Leverage – one of those truly tiresome examples of where a noun has been misappropriated as a verb. It has been used shamelessly to describe how someone, something or a situation can be controlled or manipulated.
It is what it is – no s**t Sherlock, you don’t say. Talk about stating the obvious.
Take it offline – another sibling of those irksome digital terms (see ‘limited bandwidth’). This one is the modern day equivalent of ‘put it on the back burner’ (another abhorrent saying).
Reach out – basically just means to set up a meeting, call someone or email them. So then why don’t you just say that? If you keep using this, the chances are that people will probably assume you are a fan of the Four Tops.
Hard stop – as opposed to a soft one? If you have to leave at a specific time for another appointment, then maybe just explain that.
Give it 110 per cent – clearly not possible. Also is 100 per cent not enough? It always makes me think that people weren’t really trying that hard previously and try to compensate for that by effectively saying they will make up for the lack of effort with 10 per cent extra. Or am I just being a tad cynical? Don’t answer that.

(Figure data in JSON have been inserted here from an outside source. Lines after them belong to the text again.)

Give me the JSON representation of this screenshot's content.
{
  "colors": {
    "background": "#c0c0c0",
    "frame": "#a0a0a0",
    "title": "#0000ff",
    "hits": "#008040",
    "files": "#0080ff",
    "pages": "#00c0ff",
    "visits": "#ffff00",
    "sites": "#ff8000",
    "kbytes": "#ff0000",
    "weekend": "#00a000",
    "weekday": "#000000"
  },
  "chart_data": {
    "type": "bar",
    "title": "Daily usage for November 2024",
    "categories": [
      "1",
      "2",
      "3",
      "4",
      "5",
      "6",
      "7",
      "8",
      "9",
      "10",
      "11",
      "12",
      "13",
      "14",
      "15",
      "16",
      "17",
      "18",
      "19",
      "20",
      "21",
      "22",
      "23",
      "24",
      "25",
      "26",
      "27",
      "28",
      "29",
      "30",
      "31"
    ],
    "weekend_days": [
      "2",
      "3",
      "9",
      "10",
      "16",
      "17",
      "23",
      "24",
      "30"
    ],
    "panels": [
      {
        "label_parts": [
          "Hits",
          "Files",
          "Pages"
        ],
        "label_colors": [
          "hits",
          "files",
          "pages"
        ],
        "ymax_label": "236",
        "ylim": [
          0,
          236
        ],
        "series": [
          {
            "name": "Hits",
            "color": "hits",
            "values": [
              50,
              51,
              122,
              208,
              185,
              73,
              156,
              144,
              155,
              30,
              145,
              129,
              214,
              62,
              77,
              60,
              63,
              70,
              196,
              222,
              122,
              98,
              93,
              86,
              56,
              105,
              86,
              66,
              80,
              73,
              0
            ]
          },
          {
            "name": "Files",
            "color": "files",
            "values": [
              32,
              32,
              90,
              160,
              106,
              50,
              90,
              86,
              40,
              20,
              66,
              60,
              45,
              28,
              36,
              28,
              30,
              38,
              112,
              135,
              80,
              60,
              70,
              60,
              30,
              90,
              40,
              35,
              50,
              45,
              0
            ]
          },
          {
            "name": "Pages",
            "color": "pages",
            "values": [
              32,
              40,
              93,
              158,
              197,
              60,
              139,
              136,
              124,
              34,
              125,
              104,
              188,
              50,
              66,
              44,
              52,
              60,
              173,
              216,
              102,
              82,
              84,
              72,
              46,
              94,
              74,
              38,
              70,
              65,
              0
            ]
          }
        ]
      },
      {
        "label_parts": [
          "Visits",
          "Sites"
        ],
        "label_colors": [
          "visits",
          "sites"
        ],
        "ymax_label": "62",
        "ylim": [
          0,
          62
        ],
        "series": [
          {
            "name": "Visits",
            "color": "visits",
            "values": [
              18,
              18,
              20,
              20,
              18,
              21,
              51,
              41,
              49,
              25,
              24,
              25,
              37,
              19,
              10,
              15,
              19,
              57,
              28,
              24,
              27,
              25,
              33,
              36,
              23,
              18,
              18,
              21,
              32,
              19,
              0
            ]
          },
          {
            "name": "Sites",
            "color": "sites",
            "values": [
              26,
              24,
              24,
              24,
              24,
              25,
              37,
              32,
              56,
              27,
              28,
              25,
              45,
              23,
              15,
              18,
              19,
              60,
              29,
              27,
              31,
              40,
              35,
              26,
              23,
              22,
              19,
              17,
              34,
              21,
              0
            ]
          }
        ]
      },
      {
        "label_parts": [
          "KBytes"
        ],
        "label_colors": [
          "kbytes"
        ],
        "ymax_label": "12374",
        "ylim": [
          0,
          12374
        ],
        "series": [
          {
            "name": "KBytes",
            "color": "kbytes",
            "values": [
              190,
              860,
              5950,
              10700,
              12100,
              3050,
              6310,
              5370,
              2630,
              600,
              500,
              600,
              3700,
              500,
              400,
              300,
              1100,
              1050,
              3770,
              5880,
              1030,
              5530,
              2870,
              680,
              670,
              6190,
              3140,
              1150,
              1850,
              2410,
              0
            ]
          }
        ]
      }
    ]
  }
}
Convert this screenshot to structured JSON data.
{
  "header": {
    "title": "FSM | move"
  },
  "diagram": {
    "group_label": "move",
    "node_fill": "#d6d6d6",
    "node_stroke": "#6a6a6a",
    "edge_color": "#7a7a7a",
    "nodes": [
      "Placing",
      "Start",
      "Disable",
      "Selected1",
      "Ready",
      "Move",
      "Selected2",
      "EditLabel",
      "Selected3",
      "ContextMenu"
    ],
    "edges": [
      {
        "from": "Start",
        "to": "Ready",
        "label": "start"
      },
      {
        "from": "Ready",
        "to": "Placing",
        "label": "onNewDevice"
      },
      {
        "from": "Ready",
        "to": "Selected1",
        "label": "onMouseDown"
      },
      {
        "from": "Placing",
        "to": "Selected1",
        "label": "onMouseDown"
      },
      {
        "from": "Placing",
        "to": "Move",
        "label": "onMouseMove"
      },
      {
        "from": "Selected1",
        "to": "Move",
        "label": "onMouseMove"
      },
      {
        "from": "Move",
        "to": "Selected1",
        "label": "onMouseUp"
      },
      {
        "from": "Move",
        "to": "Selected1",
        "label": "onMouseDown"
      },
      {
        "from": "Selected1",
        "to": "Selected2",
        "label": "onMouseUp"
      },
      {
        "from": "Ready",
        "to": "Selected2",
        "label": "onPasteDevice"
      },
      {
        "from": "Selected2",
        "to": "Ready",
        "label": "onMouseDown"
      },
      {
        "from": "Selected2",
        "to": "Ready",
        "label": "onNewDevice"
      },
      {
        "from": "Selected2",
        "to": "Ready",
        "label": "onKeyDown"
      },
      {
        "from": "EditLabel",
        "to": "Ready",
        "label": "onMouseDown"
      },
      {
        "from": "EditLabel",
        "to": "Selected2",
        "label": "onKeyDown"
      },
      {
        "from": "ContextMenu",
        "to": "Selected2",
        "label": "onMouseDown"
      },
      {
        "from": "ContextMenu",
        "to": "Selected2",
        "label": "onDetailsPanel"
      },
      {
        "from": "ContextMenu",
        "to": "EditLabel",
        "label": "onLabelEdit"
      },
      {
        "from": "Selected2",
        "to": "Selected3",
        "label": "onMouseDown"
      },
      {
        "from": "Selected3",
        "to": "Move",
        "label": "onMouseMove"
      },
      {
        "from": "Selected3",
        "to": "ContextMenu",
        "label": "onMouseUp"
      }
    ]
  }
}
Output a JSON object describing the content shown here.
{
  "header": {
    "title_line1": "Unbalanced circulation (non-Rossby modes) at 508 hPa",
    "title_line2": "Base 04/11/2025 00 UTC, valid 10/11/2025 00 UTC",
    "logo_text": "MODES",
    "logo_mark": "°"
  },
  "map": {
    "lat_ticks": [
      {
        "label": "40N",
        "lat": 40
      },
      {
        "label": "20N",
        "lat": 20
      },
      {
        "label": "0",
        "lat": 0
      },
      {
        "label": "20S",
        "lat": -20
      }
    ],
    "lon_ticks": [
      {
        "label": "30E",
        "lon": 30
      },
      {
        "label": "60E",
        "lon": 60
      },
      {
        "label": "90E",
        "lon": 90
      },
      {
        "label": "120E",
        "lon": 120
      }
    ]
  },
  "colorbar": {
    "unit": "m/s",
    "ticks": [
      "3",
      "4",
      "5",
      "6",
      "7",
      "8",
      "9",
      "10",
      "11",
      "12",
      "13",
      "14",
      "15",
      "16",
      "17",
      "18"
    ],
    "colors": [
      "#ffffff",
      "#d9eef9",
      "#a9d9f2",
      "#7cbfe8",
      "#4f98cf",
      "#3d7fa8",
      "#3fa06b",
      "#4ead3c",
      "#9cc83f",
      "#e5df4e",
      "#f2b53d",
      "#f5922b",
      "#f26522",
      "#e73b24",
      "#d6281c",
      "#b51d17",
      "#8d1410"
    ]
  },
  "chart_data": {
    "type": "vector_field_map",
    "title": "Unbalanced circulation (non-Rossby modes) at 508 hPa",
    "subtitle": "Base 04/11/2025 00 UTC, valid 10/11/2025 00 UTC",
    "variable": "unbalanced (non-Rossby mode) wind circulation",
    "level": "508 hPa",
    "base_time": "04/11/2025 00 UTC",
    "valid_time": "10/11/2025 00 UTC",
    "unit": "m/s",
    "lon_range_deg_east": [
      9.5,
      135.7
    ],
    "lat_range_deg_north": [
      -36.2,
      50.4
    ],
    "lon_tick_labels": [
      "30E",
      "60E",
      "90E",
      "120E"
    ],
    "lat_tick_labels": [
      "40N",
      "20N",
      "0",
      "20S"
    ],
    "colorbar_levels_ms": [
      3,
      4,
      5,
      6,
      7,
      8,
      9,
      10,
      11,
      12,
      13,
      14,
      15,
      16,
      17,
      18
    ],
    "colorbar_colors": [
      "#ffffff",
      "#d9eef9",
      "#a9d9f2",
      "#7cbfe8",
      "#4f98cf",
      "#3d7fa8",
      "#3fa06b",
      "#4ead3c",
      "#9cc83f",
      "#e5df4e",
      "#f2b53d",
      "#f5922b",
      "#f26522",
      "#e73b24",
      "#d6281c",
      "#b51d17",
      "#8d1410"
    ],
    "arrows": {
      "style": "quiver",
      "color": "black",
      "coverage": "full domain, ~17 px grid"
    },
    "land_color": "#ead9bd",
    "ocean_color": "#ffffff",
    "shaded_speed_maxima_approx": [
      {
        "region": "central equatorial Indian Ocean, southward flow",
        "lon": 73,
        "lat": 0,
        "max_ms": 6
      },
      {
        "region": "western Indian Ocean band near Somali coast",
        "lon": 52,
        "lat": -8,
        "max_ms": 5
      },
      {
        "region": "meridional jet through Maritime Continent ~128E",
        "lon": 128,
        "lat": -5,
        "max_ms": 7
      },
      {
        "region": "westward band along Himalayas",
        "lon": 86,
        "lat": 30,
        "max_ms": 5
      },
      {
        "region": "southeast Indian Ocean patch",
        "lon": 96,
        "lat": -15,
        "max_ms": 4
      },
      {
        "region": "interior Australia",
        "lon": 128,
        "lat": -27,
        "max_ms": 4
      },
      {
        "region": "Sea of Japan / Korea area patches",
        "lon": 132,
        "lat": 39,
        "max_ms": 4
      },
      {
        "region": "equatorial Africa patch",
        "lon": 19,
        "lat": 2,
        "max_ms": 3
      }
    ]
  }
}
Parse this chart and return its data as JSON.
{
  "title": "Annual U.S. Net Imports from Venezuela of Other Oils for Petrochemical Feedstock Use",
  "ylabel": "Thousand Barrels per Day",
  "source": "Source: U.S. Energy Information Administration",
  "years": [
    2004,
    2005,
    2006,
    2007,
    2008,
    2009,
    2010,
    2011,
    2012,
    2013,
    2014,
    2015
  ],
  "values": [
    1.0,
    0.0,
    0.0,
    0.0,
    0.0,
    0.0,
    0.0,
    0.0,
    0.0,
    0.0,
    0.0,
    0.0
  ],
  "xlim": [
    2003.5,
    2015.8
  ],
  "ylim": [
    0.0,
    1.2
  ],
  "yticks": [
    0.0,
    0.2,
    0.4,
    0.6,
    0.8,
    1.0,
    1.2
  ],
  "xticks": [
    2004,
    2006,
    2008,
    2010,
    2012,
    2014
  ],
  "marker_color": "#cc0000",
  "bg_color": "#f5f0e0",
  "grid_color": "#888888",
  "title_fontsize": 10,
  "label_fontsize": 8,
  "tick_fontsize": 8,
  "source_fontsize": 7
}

Cut and dry – only use if you are a hairdresser. That is all.
Low hanging fruit – simply means going for the easy opportunities first. But isn’t that rather obvious? If you are not already exploiting your effortless options then you need to have a quiet word with yourself. Even a child in an orchard can figure that one out.
How many of these hateful expressions do you use? Full disclosure, I’ve used them all (I feel so ashamed). I am systematically trying to cut them out but find myself lapsing back into their usage on occasion. Maybe I should try harder given that their over usage can have a detrimental effect on your career. According to Darlene Price, President Well Said and author of the book of the same name:
“You need to avoid business jargon and be clear in order to get your point across and be heard. Most clichés were once a fresh, creative way of expressing a popular thought or common idea but because of long, excessive use, each phrase has lost its originality, impact, and even meaning”
There you have it then, our very own personal list of the worst business utterances. Come on then, we have ‘tee’d it up’ for you, why don’t you ‘bite the bullet’ and ‘open the kimono’ to your additional suggestions – we are looking forward to reading your contributions and will let you know asap if you will be featured in the upcoming book.